The Liberal Party’s ill-advised platform commitment puts Indigenous economic opportunity at risk. 

This careless step by the Liberal Party also disrespects the very policy work and process that the federal Minister has directed. Today, our industry is actively engaged in a technical working group on technology, working with all levels of government, First Nations, and non-government organizations to continue fostering technological innovation in ocean farming.

And part of these discussions is a conversation about the growing trend of hybrid systems – which integrate land and sea-based systems – as a strong ‘made-in-BC’ step forward. In fact, a draft report commissioned by the Minister, that is being deliberated by the working group, concludes that ‘the new technologies discussed in this report, as well as conventional net pen systems, will all play a role in contributing to global production of salmon products.’

So, the question really is ... why is the Liberal Party short-circuiting and disrespecting its own collaborative and evidence-based policy-making process?

What’s more, while closed-containment salmon farming has been successful at a smaller scale – and research and trials continue – no-one in the world has successfully raised a large number of salmon in a commercial-scale land or sea based closed containment operation.

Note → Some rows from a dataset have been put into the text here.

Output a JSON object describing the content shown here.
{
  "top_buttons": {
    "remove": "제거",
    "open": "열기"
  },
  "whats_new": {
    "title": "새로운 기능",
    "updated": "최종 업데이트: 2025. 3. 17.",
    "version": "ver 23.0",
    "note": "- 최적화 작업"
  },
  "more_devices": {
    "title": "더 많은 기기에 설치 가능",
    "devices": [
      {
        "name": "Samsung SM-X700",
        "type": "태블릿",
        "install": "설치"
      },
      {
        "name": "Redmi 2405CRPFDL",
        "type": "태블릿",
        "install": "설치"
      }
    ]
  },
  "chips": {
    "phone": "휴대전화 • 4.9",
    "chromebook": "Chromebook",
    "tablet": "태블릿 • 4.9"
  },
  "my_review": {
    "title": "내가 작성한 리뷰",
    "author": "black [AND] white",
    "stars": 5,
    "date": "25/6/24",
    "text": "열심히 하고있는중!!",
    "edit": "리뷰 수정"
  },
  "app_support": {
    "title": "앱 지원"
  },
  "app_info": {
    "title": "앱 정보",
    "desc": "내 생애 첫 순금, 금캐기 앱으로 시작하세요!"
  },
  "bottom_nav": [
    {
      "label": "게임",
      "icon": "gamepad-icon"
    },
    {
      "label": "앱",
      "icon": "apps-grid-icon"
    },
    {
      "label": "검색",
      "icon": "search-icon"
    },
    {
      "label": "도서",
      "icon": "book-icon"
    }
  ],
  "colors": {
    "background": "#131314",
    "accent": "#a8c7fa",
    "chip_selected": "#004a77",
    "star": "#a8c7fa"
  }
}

The technology is currently developing, and we certainly anticipate closed containment systems will play a larger role in the future.

But to forcefully mandate a five-year ‘transition’ is unachievable, especially when there is no business case or transition plan behind it. This is a recipe for industry stagnation and significant unemployment.

Farmed salmon is BC’s top food export, recognized worldwide as a climate friendly sustainably raised alternative to eating wild salmon. We didn’t get here without a lot of hard work and many lessons learned along the way.

Our farmers, who put their hearts and souls into feeding families around the
world, deserve much better than what they are getting from this government.